CIOs and other IT leaders know the importance of having a well-oiled machine to support the vast requirements of the business. Not having a Google-like experience of an always-up, always-fast, easy to use technology ecosystem can be a competitive disadvantage. More pressing is that while most businesses want to reinvent, through digital transformation or other methods, these large-scale efforts fail 70% of the time.  

Under these conditions, traditional ways of managing IT by static runbooks, rigid, process-heavy ITIL methods, and isolated teams, has gone the way of the dinosaur. There’s too much data, too much change, too much technical debt, and too many moving parts. And as if that wasn’t enough, we’re now all just trying to figure out how to manage through the current reality of remote IT operations. 

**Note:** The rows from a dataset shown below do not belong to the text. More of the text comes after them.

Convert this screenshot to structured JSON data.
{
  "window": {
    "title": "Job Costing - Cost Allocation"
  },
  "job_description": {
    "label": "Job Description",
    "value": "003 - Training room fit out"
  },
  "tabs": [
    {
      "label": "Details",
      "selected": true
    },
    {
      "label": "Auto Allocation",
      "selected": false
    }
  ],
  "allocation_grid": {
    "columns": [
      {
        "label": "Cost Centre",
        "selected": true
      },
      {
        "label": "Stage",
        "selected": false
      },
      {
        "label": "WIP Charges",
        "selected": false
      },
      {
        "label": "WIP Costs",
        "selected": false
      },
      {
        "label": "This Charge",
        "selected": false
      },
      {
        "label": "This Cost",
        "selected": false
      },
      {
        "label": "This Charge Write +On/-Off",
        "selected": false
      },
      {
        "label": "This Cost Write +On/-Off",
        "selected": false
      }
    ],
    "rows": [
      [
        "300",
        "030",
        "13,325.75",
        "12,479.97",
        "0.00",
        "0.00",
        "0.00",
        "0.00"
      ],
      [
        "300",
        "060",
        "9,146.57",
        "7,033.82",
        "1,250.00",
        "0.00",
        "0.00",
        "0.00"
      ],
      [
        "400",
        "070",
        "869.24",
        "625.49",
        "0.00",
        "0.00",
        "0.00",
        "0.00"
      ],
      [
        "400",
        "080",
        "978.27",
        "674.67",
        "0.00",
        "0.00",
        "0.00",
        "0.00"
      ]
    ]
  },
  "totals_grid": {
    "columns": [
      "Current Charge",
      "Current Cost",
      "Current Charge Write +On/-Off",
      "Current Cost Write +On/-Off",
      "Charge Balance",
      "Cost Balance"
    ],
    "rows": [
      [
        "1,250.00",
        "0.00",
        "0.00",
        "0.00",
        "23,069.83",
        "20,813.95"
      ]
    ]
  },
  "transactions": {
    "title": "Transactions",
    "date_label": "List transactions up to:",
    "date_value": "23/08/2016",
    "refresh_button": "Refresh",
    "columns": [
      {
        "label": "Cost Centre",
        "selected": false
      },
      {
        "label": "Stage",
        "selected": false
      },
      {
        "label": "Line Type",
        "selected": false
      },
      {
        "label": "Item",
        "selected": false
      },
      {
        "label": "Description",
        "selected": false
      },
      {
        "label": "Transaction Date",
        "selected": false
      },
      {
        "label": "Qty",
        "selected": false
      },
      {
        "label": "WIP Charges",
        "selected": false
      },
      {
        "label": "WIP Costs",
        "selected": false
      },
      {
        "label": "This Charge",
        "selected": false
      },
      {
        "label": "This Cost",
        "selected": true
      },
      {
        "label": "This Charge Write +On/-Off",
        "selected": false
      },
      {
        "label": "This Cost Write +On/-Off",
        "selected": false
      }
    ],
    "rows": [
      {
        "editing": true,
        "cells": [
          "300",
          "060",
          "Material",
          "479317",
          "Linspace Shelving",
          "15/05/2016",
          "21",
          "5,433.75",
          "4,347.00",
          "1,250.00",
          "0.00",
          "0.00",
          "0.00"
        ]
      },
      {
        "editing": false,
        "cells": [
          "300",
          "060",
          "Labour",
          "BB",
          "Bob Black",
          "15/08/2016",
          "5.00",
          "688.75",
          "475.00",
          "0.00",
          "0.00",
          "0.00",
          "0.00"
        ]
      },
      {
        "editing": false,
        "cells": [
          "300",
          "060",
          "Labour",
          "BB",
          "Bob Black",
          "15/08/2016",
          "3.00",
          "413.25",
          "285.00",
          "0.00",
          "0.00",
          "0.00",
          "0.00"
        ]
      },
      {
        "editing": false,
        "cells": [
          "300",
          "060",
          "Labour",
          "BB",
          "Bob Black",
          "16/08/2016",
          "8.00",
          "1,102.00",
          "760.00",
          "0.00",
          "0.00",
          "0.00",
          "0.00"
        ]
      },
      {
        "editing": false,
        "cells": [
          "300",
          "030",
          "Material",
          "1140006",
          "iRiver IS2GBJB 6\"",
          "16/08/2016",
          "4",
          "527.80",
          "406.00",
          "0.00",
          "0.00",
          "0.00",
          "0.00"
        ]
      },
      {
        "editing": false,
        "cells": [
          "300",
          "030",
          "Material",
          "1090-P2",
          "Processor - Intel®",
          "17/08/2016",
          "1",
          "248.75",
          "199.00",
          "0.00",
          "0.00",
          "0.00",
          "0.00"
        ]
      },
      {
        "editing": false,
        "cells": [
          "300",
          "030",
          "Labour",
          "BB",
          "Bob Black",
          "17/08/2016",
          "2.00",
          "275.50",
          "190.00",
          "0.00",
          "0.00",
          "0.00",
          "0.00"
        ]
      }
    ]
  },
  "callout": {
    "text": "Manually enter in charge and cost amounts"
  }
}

But can accelerated digital transformation actually be a silver lining to the Covid-19 crisis? David Linthicum has written about the opportunity to enhance your cloud career during lockdown. He’s also predicting a post-pandemic run on cloud

We asked our customers and partners for input on what they’re doing right now to maintain digital transformation momentum in these difficult times. Some suggestions they gave us: 

  • It sounds obvious, but start by focusing on building more resiliency into your IT infrastructure so that systems are less prone to performance glitches and outright failure;
  • Improve the speed and accuracy for which problems affecting business users and key initiatives are solved;
  • Adopt modern performance monitoring capabilities so you can quickly adapt processes, technologies and strategies on the fly as business requirements change;
  • From a culture perspective, it’s critical to redefine old notions of “control” that allow for flexibility, self-service and agility while at the same time creating proper frameworks for security, governance and compliance.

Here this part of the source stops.